Tehran’s Friday mass Imam, Kazem Sedighi, warned worshippers on Friday January 2 that “sedition”, the term the establishment uses to refer to the 2009 election protesters and the Green Movement, “has not been uprooted.”
Sedighi said: “The influence of seditious elements in certain areas of the executive branch are a grave concern… universities have become a safe haven and advertising venue for some of them.”
The reformist candidates of the 2009 election challenged the legitimacy of the vote count and triggered widespread street protests, bringing the country into serious political crisis.
The two candidates, MirHosein Mousavi and Mehdi Karroubi, are now under house arrest, and many protesters were also arrested and sentenced to long prison terms.
The victory of the more moderate candidate Hassan Rohani in the 2013 elections has made conservative factions in the establishment wary of a reformist rise to power.

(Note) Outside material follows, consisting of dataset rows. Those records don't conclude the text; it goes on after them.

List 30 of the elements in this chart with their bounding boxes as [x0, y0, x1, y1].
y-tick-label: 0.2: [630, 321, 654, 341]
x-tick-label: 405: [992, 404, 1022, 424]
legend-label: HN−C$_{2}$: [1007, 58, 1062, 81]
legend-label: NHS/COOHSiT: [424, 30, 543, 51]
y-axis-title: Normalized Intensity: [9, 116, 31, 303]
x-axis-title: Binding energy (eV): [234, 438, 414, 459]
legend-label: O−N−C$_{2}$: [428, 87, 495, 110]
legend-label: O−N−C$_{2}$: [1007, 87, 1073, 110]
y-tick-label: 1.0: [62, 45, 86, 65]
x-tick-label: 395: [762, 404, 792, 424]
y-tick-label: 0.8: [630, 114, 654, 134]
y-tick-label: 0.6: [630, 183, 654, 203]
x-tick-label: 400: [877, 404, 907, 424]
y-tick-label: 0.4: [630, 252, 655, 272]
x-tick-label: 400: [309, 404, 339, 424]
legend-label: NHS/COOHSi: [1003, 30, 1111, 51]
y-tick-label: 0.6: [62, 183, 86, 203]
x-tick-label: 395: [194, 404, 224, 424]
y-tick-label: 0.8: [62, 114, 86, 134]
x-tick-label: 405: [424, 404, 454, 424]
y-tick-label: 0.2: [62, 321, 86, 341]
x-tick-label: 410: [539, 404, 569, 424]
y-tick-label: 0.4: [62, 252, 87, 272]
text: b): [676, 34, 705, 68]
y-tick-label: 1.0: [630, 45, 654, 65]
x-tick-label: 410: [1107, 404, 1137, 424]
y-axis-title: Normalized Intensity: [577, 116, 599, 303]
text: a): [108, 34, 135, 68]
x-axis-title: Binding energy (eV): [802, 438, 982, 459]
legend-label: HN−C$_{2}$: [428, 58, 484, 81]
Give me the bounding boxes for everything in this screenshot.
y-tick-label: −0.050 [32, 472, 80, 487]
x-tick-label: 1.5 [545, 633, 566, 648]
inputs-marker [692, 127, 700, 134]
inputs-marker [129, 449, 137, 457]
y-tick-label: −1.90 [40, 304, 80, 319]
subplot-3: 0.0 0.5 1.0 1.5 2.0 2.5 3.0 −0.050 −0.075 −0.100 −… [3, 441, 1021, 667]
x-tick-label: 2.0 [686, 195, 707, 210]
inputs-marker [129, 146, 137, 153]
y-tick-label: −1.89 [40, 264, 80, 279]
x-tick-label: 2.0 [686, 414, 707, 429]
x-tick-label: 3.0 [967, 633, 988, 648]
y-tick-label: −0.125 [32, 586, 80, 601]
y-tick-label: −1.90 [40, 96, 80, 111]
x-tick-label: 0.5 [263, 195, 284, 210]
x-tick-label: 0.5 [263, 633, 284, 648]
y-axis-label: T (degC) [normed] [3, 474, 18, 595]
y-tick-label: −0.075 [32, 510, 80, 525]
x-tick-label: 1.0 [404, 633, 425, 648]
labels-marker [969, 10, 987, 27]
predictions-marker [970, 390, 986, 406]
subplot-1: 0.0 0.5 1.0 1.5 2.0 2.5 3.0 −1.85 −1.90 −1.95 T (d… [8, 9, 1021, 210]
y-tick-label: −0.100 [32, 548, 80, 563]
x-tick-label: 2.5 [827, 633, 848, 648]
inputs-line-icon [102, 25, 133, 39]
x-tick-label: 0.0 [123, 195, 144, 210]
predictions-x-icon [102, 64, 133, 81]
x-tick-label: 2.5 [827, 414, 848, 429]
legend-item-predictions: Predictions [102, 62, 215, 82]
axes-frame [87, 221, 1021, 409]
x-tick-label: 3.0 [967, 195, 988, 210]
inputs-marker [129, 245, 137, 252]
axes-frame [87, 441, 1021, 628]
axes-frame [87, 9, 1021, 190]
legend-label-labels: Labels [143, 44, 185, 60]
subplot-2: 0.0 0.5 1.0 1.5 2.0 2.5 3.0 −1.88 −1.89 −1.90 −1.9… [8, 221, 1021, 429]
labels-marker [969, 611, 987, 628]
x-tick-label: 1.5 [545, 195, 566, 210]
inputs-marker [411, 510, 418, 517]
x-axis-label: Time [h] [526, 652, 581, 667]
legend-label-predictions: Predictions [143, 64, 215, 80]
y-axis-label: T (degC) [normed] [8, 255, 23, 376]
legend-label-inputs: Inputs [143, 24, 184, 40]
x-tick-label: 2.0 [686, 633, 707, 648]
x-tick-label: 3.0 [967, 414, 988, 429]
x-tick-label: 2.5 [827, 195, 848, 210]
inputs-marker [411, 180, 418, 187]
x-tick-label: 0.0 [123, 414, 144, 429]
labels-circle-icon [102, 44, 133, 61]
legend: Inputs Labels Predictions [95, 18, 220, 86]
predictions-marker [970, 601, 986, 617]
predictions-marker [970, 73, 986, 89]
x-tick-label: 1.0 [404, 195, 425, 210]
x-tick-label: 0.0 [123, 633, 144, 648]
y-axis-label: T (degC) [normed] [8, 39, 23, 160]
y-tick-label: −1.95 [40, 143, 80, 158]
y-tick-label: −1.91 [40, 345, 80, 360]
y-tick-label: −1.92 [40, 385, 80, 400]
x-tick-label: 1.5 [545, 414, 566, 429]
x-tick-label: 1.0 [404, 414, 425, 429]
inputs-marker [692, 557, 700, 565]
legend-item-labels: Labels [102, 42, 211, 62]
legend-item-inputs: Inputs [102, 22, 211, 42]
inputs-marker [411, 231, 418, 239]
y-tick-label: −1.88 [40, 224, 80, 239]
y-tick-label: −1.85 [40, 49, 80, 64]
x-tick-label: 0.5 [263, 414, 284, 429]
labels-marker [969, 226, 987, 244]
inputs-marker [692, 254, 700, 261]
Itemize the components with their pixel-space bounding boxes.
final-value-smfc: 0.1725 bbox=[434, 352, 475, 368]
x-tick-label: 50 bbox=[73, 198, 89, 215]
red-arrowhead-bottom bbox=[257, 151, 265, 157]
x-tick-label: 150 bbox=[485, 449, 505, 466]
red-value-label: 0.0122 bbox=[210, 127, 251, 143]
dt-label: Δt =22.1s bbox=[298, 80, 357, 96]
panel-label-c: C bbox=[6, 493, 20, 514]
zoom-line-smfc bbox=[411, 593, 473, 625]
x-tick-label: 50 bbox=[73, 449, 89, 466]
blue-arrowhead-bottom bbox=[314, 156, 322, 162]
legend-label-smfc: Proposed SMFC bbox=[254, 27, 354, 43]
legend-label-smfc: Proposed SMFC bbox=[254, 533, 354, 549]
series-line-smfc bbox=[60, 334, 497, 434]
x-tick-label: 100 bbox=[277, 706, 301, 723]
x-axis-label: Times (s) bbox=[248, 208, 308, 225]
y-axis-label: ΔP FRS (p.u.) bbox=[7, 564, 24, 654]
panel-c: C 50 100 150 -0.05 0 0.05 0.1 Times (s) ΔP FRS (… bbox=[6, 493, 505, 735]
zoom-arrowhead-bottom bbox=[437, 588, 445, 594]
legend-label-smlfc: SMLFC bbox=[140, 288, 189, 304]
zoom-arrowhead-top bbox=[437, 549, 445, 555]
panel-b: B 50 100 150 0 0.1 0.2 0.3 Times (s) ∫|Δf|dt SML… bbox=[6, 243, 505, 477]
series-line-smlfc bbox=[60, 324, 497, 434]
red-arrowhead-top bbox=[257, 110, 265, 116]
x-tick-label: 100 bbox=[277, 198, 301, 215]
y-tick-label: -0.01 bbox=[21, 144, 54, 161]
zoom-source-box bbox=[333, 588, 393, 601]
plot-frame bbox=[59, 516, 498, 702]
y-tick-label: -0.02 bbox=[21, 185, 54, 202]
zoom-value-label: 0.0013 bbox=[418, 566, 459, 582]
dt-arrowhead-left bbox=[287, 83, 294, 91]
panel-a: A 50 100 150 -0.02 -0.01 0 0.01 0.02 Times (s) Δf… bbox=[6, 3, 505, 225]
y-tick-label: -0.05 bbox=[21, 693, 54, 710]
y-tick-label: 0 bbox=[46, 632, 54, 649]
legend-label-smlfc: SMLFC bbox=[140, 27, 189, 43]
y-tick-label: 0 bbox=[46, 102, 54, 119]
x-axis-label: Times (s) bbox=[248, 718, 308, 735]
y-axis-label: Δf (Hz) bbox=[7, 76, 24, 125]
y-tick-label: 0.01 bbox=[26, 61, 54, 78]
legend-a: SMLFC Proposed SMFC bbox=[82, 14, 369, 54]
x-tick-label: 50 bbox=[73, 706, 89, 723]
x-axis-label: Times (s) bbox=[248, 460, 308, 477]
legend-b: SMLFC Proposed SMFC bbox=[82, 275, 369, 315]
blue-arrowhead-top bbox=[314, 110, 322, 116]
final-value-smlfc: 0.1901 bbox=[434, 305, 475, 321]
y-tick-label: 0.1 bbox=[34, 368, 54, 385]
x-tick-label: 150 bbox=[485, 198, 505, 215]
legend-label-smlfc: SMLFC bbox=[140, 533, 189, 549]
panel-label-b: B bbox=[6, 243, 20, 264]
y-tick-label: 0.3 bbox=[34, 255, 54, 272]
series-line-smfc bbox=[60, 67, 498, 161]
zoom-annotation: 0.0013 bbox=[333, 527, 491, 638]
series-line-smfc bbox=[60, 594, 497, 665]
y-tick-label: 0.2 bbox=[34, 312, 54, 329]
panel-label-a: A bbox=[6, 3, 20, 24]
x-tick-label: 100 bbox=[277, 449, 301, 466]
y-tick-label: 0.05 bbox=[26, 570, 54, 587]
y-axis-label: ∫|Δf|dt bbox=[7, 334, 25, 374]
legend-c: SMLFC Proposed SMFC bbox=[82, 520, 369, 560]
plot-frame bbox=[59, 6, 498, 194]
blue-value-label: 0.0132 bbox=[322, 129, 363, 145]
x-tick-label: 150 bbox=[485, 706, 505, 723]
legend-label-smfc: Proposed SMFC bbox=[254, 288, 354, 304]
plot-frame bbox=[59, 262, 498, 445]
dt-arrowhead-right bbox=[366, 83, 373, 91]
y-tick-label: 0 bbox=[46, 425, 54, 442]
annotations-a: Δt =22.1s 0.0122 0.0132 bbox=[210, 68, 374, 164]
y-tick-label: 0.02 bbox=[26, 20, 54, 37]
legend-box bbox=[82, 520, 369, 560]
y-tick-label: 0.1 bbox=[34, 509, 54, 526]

The Tehran Friday mass Imam told worshippers on January 2: “Seditious elements are making plans to take over the Assembly of Experts and the Parliament… they are trying to destabilize the regime.”
The Rohani administration has tried to reconcile the different factions of the Islamic Republic establishment, which were severely fractured following the 2009 election protests, but those efforts have been seriously impeded by the more conservative factions, which refuse to change their rhetoric in describing the opposition as “seditious”.